DESAVEU D'UN FONDE DE PROCURATION, voyez ci-après DESAVEU D'UN MANDATAIRE.

DESAVEU D'UN HUISSIER ou SERGENT, est lorsque l'on dénie qu'il ait eu aucun pouvoir pour faire ce qu'il a fait. Les huissiers ou sergens n'ont pas toujours besoin d'un pouvoir par écrit pour faire leurs exploits ; la remise des pièces nécessaires leur tient lieu de pouvoir. Lorsqu'ils craignent d'être désavoués, ils font signer leurs exploits par la partie. Voyez Papon, liv. VI. tit. VIIe n. 8. (A)

DESAVEU D'UN MANDATAIRE, est lorsqu'on prétend qu'il a excédé les bornes de son pouvoir : ce qui est fondé sur la loi cum mandati, au code mandati vel contra. (A)

DESAVEU D'UN PROCUREUR ad lites, est lorsqu'on prétend qu'il n'a point eu de charge d'occuper pour une partie, ou qu'il a excédé les bornes de son pouvoir.

Le procureur n'a pas toujours besoin d'un pouvoir par écrit ; la remise de la copie d'explait ou des pièces servant à la défense, le consentement de la partie présente, tiennent lieu de pouvoir au procureur.

On admet rarement le désaveu contre les héritiers d'un procureur décédé, parce que les héritiers ne sont pas ordinairement instruits de tout ce qui pouvait autoriser le procureur. Il y a néanmoins des exemples, que de pareils désaveux ont été admis dans des circonstances graves ; il y en a un arrêt du 5 Septembre 1713, rendu en la grande-chambre.

Quand le désaveu est injurieux et mal fondé, le désavouant doit être condamné aux dommages et intérêts du procureur.

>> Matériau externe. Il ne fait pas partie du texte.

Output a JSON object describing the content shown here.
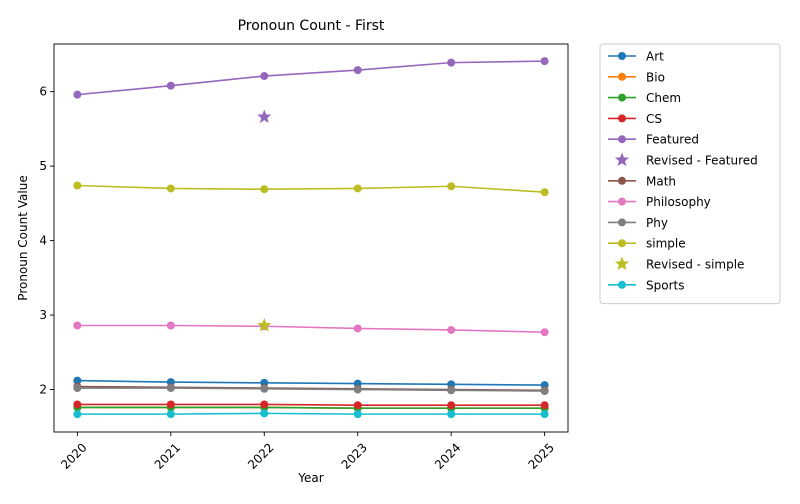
{
  "chart_data": {
    "type": "line",
    "title": "Pronoun Count - First",
    "xlabel": "Year",
    "ylabel": "Pronoun Count Value",
    "x": [
      2020,
      2021,
      2022,
      2023,
      2024,
      2025
    ],
    "xticks": [
      "2020",
      "2021",
      "2022",
      "2023",
      "2024",
      "2025"
    ],
    "yticks": [
      "2",
      "3",
      "4",
      "5",
      "6"
    ],
    "ylim": [
      1.43,
      6.64
    ],
    "grid": false,
    "legend_position": "outside-right",
    "series": [
      {
        "name": "Art",
        "color": "#1f77b4",
        "values": [
          2.12,
          2.1,
          2.09,
          2.08,
          2.07,
          2.06
        ]
      },
      {
        "name": "Bio",
        "color": "#ff7f0e",
        "values": [
          1.76,
          1.76,
          1.76,
          1.75,
          1.75,
          1.75
        ]
      },
      {
        "name": "Chem",
        "color": "#2ca02c",
        "values": [
          1.76,
          1.76,
          1.76,
          1.75,
          1.75,
          1.75
        ]
      },
      {
        "name": "CS",
        "color": "#d62728",
        "values": [
          1.8,
          1.8,
          1.8,
          1.79,
          1.79,
          1.79
        ]
      },
      {
        "name": "Featured",
        "color": "#9467bd",
        "values": [
          5.96,
          6.08,
          6.21,
          6.29,
          6.39,
          6.41
        ]
      },
      {
        "name": "Math",
        "color": "#8c564b",
        "values": [
          2.04,
          2.03,
          2.02,
          2.01,
          2.0,
          1.99
        ]
      },
      {
        "name": "Philosophy",
        "color": "#e377c2",
        "values": [
          2.86,
          2.86,
          2.85,
          2.82,
          2.8,
          2.77
        ]
      },
      {
        "name": "Phy",
        "color": "#7f7f7f",
        "values": [
          2.02,
          2.02,
          2.01,
          2.0,
          1.99,
          1.98
        ]
      },
      {
        "name": "simple",
        "color": "#bcbd22",
        "values": [
          4.74,
          4.7,
          4.69,
          4.7,
          4.73,
          4.65
        ]
      },
      {
        "name": "Sports",
        "color": "#17becf",
        "values": [
          1.67,
          1.67,
          1.68,
          1.67,
          1.67,
          1.67
        ]
      }
    ],
    "revised_points": [
      {
        "name": "Revised - Featured",
        "color": "#9467bd",
        "x": 2022,
        "y": 5.66
      },
      {
        "name": "Revised - simple",
        "color": "#bcbd22",
        "x": 2022,
        "y": 2.86
      }
    ],
    "legend": [
      {
        "label": "Art",
        "kind": "line",
        "color": "#1f77b4"
      },
      {
        "label": "Bio",
        "kind": "line",
        "color": "#ff7f0e"
      },
      {
        "label": "Chem",
        "kind": "line",
        "color": "#2ca02c"
      },
      {
        "label": "CS",
        "kind": "line",
        "color": "#d62728"
      },
      {
        "label": "Featured",
        "kind": "line",
        "color": "#9467bd"
      },
      {
        "label": "Revised - Featured",
        "kind": "star",
        "color": "#9467bd"
      },
      {
        "label": "Math",
        "kind": "line",
        "color": "#8c564b"
      },
      {
        "label": "Philosophy",
        "kind": "line",
        "color": "#e377c2"
      },
      {
        "label": "Phy",
        "kind": "line",
        "color": "#7f7f7f"
      },
      {
        "label": "simple",
        "kind": "line",
        "color": "#bcbd22"
      },
      {
        "label": "Revised - simple",
        "kind": "star",
        "color": "#bcbd22"
      },
      {
        "label": "Sports",
        "kind": "line",
        "color": "#17becf"
      }
    ]
  }
}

Les présidiaux ne peuvent pas juger en dernier ressort un désaveu. Voyez Papon, liv. VI. tit. IVe n°. 22. Mornac, l. j. cod. de procur. Danty, de la preuve par tém. ch. XIIe part. I. Chorier sur Guypape, pag. 353, Basset, tome II. liv. II. tit. Ve ch. j. Le code Gillet, tit. du désaveu. (A)

DESAVEU DU SEIGNEUR, est lorsque le vassal lui dénie la mouvance du fief. Il est appelé prodition, comme qui dirait trahison, dans un arrêt donné contre le comte de la Marche, aux enquêtes du parlement de la Toussaint, en 1293.

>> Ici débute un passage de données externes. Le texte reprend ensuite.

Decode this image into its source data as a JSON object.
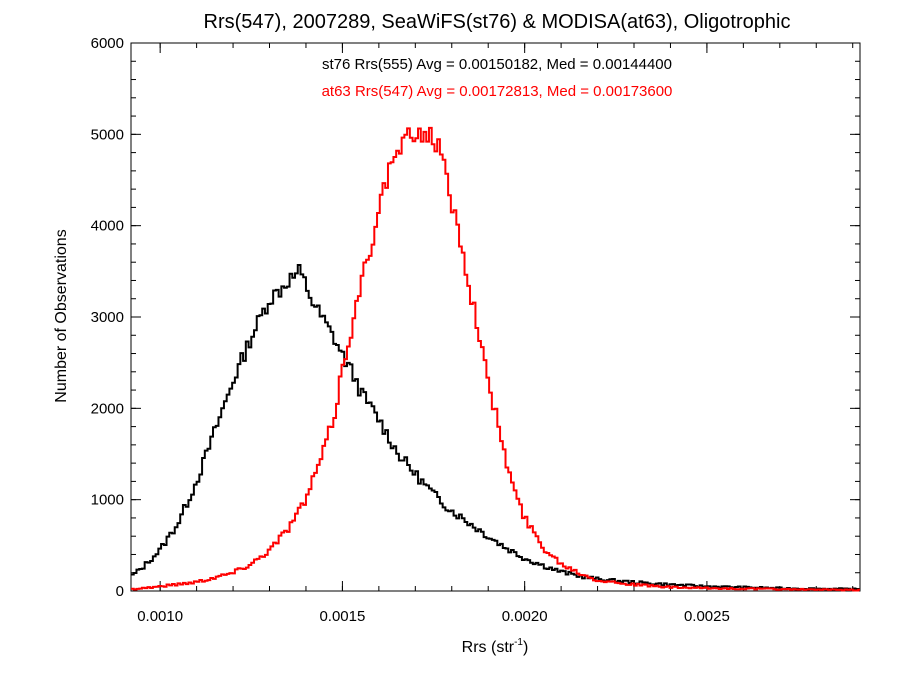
{
  "chart_data": {
    "type": "line",
    "title": "Rrs(547), 2007289, SeaWiFS(st76) & MODISA(at63), Oligotrophic",
    "xlabel_base": "Rrs (str",
    "xlabel_sup": "-1",
    "xlabel_close": ")",
    "ylabel": "Number of Observations",
    "xlim": [
      0.00092,
      0.00292
    ],
    "ylim": [
      0,
      6000
    ],
    "xticks": [
      0.001,
      0.0015,
      0.002,
      0.0025
    ],
    "xtick_labels": [
      "0.0010",
      "0.0015",
      "0.0020",
      "0.0025"
    ],
    "yticks": [
      0,
      1000,
      2000,
      3000,
      4000,
      5000,
      6000
    ],
    "ytick_labels": [
      "0",
      "1000",
      "2000",
      "3000",
      "4000",
      "5000",
      "6000"
    ],
    "grid": false,
    "annotations": [
      {
        "text": "st76 Rrs(555) Avg = 0.00150182, Med = 0.00144400",
        "color": "#000000"
      },
      {
        "text": "at63 Rrs(547) Avg = 0.00172813, Med = 0.00173600",
        "color": "#ff0000"
      }
    ],
    "series": [
      {
        "color": "#000000",
        "x": [
          0.00092,
          0.00095,
          0.001,
          0.00105,
          0.0011,
          0.00115,
          0.0012,
          0.00125,
          0.0013,
          0.00133,
          0.00135,
          0.00137,
          0.00138,
          0.0014,
          0.00142,
          0.00145,
          0.00148,
          0.0015,
          0.00153,
          0.00155,
          0.00158,
          0.0016,
          0.00165,
          0.0017,
          0.00175,
          0.0018,
          0.00185,
          0.0019,
          0.00195,
          0.002,
          0.00205,
          0.0021,
          0.00215,
          0.0022,
          0.0023,
          0.0024,
          0.0025,
          0.0026,
          0.0027,
          0.0028,
          0.00292
        ],
        "y": [
          160,
          250,
          450,
          750,
          1200,
          1750,
          2300,
          2780,
          3200,
          3300,
          3400,
          3450,
          3500,
          3350,
          3150,
          2950,
          2750,
          2580,
          2370,
          2180,
          2000,
          1880,
          1520,
          1280,
          1060,
          880,
          740,
          600,
          470,
          360,
          280,
          210,
          165,
          130,
          95,
          70,
          50,
          40,
          30,
          25,
          20
        ]
      },
      {
        "color": "#ff0000",
        "x": [
          0.00092,
          0.001,
          0.0011,
          0.0012,
          0.00125,
          0.0013,
          0.00135,
          0.0014,
          0.00145,
          0.00148,
          0.0015,
          0.00153,
          0.00155,
          0.00158,
          0.0016,
          0.00163,
          0.00165,
          0.00168,
          0.0017,
          0.00172,
          0.00174,
          0.00176,
          0.00178,
          0.0018,
          0.00183,
          0.00185,
          0.00188,
          0.0019,
          0.00193,
          0.00195,
          0.00198,
          0.002,
          0.00205,
          0.0021,
          0.00215,
          0.0022,
          0.0023,
          0.0024,
          0.0025,
          0.0026,
          0.0027,
          0.0028,
          0.00292
        ],
        "y": [
          20,
          50,
          100,
          200,
          300,
          450,
          680,
          1000,
          1550,
          1950,
          2450,
          2950,
          3350,
          3800,
          4250,
          4600,
          4800,
          4950,
          5000,
          5020,
          5000,
          4900,
          4620,
          4250,
          3750,
          3300,
          2750,
          2250,
          1800,
          1400,
          1000,
          800,
          480,
          300,
          200,
          120,
          70,
          40,
          30,
          25,
          20,
          15,
          10
        ]
      }
    ]
  }
}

Le désaveu est opposé à l'aveu, lequel en cette occasion n'est pas la même chose que l'aveu et dénombrement : l'aveu dans ce sens serait plutôt la foi et hommage qui est faite principalement pour reconnaître le seigneur.

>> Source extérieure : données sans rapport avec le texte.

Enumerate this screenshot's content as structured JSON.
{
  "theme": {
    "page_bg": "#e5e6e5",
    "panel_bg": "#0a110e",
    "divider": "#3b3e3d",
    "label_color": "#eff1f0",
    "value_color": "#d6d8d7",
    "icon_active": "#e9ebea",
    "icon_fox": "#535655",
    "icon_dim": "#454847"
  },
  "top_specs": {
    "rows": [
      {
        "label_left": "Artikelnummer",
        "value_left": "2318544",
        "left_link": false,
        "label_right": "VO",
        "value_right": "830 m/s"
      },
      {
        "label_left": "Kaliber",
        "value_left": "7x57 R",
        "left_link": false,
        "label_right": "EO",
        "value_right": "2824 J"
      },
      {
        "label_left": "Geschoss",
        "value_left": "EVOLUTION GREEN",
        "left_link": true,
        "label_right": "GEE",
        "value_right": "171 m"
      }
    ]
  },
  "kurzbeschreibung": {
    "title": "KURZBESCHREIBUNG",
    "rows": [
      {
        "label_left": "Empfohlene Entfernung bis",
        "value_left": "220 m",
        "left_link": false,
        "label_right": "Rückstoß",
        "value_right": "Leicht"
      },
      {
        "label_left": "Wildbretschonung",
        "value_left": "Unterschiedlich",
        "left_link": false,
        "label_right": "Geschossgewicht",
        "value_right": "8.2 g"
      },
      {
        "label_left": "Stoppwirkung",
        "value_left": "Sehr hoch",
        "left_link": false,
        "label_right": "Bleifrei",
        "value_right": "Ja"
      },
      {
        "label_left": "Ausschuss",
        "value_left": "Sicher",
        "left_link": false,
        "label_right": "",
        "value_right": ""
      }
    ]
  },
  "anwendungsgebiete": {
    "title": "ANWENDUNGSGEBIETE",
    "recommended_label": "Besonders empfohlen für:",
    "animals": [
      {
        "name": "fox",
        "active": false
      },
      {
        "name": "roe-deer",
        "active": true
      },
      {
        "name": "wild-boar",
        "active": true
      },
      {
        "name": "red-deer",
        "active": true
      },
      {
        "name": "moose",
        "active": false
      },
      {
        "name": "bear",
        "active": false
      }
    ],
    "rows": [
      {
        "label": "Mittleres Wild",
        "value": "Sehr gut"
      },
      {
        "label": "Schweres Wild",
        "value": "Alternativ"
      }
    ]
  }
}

Lorsqu'un fief est saisi féodalement, et que le vassal veut avoir main-levée, il doit avant toutes choses avouer ou désavouer le seigneur.

S'il reconnait le seigneur, il doit lui faire la foi et payer les droits.

S'il le désavoue, le seigneur est obligé de prouver sa mouvance : et en ce cas le vassal doit pendant le procès avoir main-levée de la saisie ; à moins que le désaveu ne fût formé contre le roi, lequel plaide toujours main garnie, c'est-à-dire que la saisie tient toujours pendant le procès, nonobstant le désaveu.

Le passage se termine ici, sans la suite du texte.